Le malattie infiammatorie croniche intestinali e l’impatto sulla qualità della vita
Insorgendo in età giovane-adulta queste patologie colpiscono la persona quando è nel pieno della propria vita produttiva, lavorativa, famigliare. Caratteristico di queste malattie è che il rischio di morte non è aumentato rispetto alla popolazione generale, ma l’impatto sulla qualità di vita adattata al singolo individuo è pesantissimo. Il peso di queste malattie è notevole in termini di costi diretti, quindi tutto quello che riguarda la gestione della patologie e di eventuali manifestazioni extraintestinali associate, visite, farmaci, a volte interventi chirurgici, perché fino al 40% dei pazienti con malattia di Crohn possono andare incontro a resezione dell’intestino entro 10 anni e fino al 20% dei pazienti con colite ulcerosa possono andare incontro a colectomia entro 10 anni.
Ma anche per quanto riguarda i costi indiretti, che sono stimati essere anche superiori a quelli diretti, come la produttività sul lavoro, le pensioni di invalidità, l’assenteismo, il presenteismo, tutto quello che ricade sulla vita del paziente e che spesso non è calcolabile, costituisce comunque un costo.
L’approccio multidisciplinare nelle malattie croniche
In oltre il 40% dei casi di malattie infiammatorie croniche intestinali vi è la presenza di manifestazioni extraintestinali immunomediate associate. Fino al 30% dei pazienti può avere artrite, un 10% può avere manifestazioni cutanee immunomediate, il 2-3% infiammazioni all’occhio, il 5-6% infiammazioni alle vie biliari e al fegato. Quando si riscontrano queste manifestazioni extraintestinali l’impatto sulla qualità di vita è ancora peggiore, ovviamente, e in questi casi diventa importantissima la gestione multidisciplinare.

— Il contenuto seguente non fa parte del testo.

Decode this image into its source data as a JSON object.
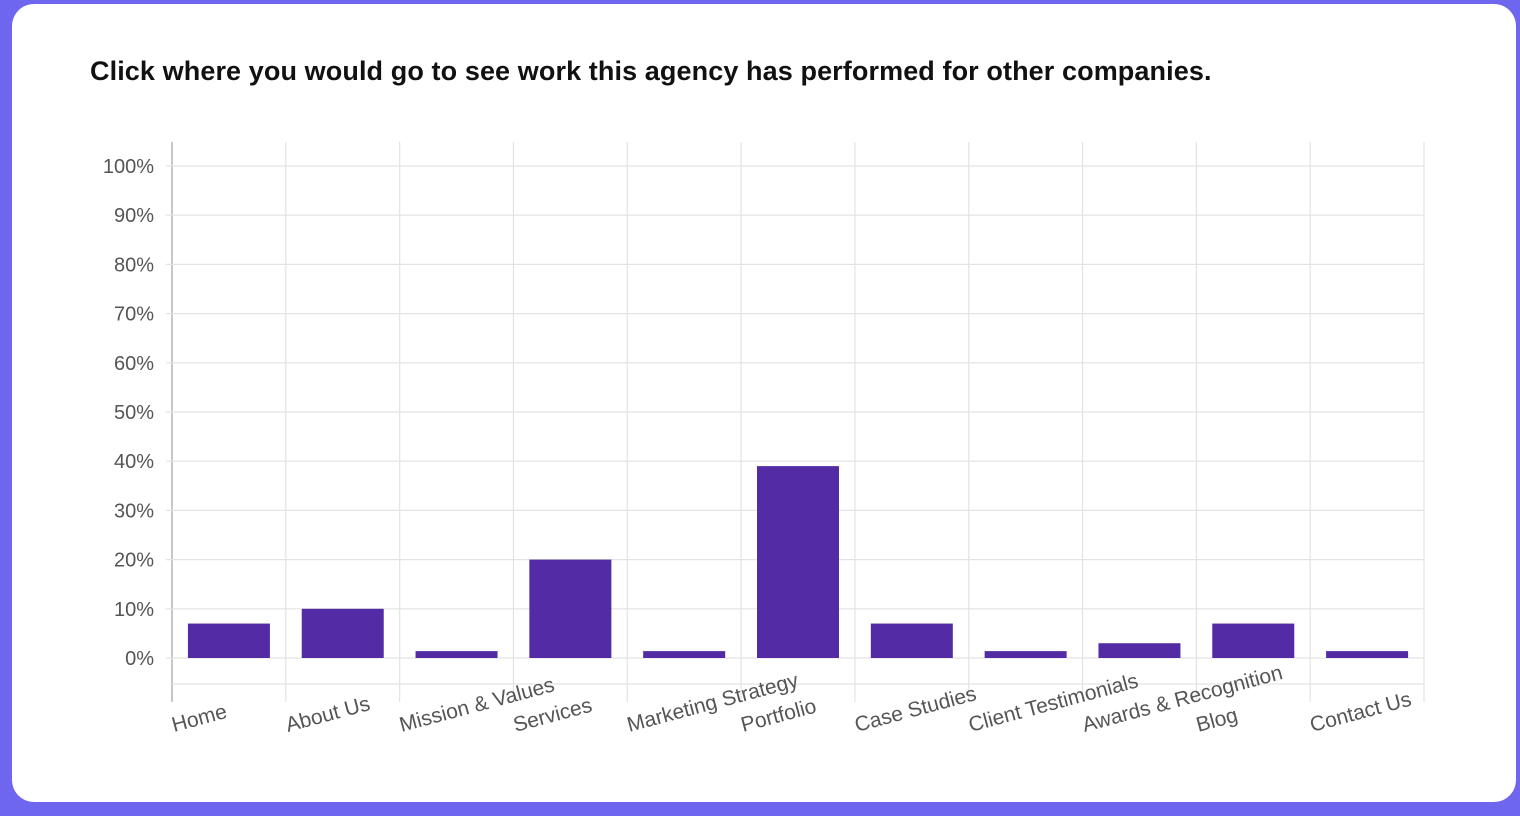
{
  "question": {
    "text": "Click where you would go to see work this agency has performed for other companies."
  },
  "colors": {
    "bar": "#532ba4",
    "grid": "#e3e3e3",
    "axis": "#c8c8c8",
    "frame": "#6f66f0"
  },
  "chart_data": {
    "type": "bar",
    "title": "",
    "xlabel": "",
    "ylabel": "",
    "ylim": [
      0,
      100
    ],
    "y_ticks": [
      "0%",
      "10%",
      "20%",
      "30%",
      "40%",
      "50%",
      "60%",
      "70%",
      "80%",
      "90%",
      "100%"
    ],
    "categories": [
      "Home",
      "About Us",
      "Mission & Values",
      "Services",
      "Marketing Strategy",
      "Portfolio",
      "Case Studies",
      "Client Testimonials",
      "Awards & Recognition",
      "Blog",
      "Contact Us"
    ],
    "values": [
      7,
      10,
      1.4,
      20,
      1.4,
      39,
      7,
      1.4,
      3,
      7,
      1.4
    ],
    "grid": true,
    "legend": "none"
  }
}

Nella moderna gestione delle malattie croniche non si può prescindere da un approccio multidisciplinare: la presenza di un team di specialisti porta, per esempio, esiti migliori nell’individuare eventuali comorbidità (alcuni studi stimano un 25% di diagnosi in più che sarebbero state effettuate con un ambulatorio condiviso) ma anche nella gestione delle stesse.
La remissione prolungata nel tempo: un obiettivo fondamentale
La remissione prolungata nel tempo è l’obiettivo che medici e pazienti vorrebbero raggiungere. I principali desideri riferiti dal paziente con colite ulcerosa, quando gli viene proposto un trattamento, sono che il trattamento funzioni in fretta, che duri il più a lungo possibile e che abbia un profilo di sicurezza accettabile.

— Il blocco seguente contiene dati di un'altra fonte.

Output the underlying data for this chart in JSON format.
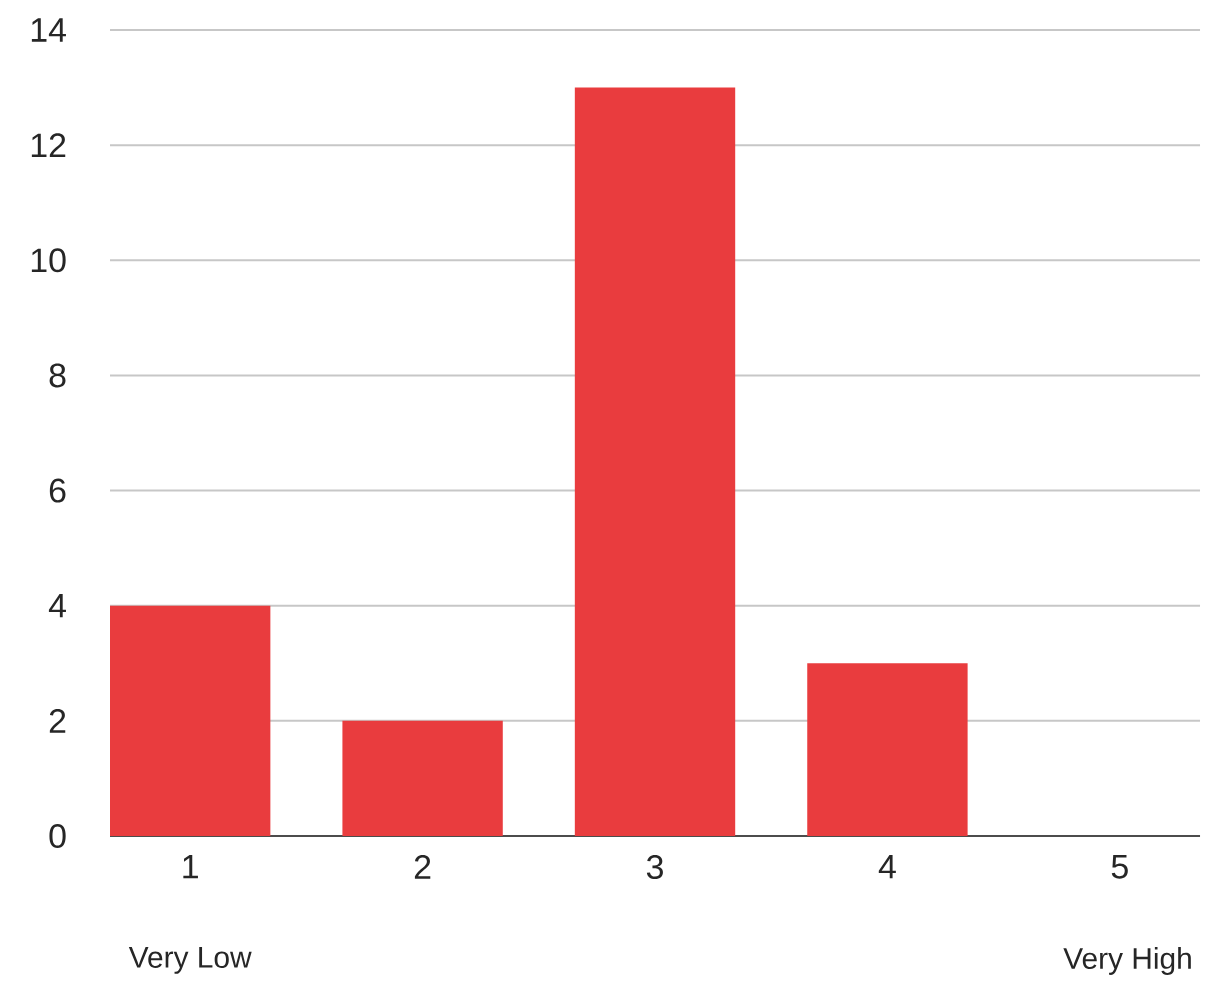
{
  "chart_data": {
    "type": "bar",
    "categories": [
      "1",
      "2",
      "3",
      "4",
      "5"
    ],
    "values": [
      4,
      2,
      13,
      3,
      0
    ],
    "color": "#e93c3e",
    "ylim": [
      0,
      14
    ],
    "yticks": [
      0,
      2,
      4,
      6,
      8,
      10,
      12,
      14
    ],
    "grid": "y",
    "annotations": [
      "Very Low",
      "Very High"
    ]
  }
}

Purtroppo non sempre si riesce a ottenere la remissione prolungata nel tempo, e per questo sono auspicabili non solo nuove soluzioni terapeutiche, ma anche nuove strategie di trattamento che possano permettere di mantenere per anni un paziente asintomatico in termini sia di sintomi riferiti dal paziente che di anatomia della malattia, che oggi è presa in grande considerazione: quindi ripristino della normale integrità della mucosa intestinale, senza diarrea e senza sanguinamento, che sono sintomi caratteristici della colite ulcerosa e che pregiudicano in modo importante la qualità di vita del paziente.